Having a problem with thread breakage on one of our 15 thread 1 head Tajima machine. One particular color thread seems to break more often no matter where located on the machine. Purchased different make of thread and even had the Rep out to adjust the tension, but still having the problem. Has anyone else experienced this? 
thanks


----------



## bungy (Aug 24, 2006)

Mrs. B said:


> Having a problem with thread breakage on one of our 15 thread 1 head Tajima machine. One particular color thread seems to break more often no matter where located on the machine. Purchased different make of thread and even had the Rep out to adjust the tension, but still having the problem. Has anyone else experienced this?
> thanks


Try a new cone of the same color and see if it persists.
Check batch numbers and try one from a different batch.
If problem goes away, bin old cone and carry on.
If problem continues, then I would say it is a batch issue as it happens on different needles but only that color.

If it is black, then it may have been overdyed.
By this I mean it started life as another color, it did not sell so went back to factory to be dyed black and resold.
This overdying, I have been told, can affect the thread strength and be a possible cause for problems like thread breaks. It is essentially old thread when you buy it.

Also, thread occasionally gets wound on the cone the wrong way (twist is wrong) and this can cause problems, not sure what other advice to offer.


----------



## AndTees (Jul 6, 2009)

If on one needle, you might try re-threading from scratch. I've found little surprises like the thread looped around a guide or part... some of those are tough to see, just re-thread.

Also change the needle if you haven't.


----------



## YoDan (May 4, 2007)

Also make sure that the needle is configured/facing the correct way as if not it will break the thread reguarly.
Dan


----------



## Mrs. B (Sep 22, 2010)

Tried changing the needle and ensured it was positioned properly. Thank you all for the great ideas.
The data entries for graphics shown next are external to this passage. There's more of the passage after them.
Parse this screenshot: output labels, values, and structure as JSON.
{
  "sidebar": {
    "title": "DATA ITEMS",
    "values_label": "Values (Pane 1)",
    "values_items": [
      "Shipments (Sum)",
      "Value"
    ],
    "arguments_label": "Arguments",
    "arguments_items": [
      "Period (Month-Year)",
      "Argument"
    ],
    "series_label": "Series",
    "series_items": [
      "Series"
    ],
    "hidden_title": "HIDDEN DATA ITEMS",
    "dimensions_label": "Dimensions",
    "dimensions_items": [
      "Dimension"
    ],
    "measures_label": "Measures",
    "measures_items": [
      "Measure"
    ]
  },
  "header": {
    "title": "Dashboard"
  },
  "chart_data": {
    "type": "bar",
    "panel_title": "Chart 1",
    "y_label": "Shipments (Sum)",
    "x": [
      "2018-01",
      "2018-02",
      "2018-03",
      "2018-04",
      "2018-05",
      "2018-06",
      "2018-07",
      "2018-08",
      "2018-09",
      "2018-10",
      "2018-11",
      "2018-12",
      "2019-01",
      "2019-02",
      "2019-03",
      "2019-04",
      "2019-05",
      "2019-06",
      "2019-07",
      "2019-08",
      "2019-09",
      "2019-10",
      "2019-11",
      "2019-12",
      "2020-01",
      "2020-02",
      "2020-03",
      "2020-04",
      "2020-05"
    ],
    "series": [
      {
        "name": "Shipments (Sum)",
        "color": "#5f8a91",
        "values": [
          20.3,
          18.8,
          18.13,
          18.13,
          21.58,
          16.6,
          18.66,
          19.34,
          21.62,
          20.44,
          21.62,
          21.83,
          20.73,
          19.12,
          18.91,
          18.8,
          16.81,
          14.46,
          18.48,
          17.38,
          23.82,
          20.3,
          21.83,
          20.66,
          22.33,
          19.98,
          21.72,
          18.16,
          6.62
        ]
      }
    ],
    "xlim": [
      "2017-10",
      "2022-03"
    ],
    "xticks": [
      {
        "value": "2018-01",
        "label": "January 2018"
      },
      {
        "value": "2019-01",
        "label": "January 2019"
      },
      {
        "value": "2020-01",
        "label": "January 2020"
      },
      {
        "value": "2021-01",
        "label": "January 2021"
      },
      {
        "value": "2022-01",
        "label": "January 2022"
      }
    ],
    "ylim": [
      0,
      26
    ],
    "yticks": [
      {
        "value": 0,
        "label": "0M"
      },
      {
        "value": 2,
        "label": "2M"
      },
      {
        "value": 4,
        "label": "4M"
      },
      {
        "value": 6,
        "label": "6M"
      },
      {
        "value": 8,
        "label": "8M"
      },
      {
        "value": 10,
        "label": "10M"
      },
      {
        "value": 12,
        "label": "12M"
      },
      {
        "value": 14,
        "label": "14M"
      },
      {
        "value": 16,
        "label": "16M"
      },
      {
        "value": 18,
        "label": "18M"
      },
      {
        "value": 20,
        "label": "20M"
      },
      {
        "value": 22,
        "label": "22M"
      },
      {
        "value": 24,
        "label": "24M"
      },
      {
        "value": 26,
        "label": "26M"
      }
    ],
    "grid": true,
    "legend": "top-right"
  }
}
They are appreciated.


----------



## zoom_monster (Sep 20, 2006)

Mrs. B said:


> One particular color thread seems to break more often no matter where located on the machine.


Is it the same weight as the other thread on your machine? If the thread is rayon, this is more brittle than poly. Also if it's old thread, that could effect the strength. Try buying a small spool of another brand (Madiera, Ackermann, Gunold) to see if this fixes the problem.


----------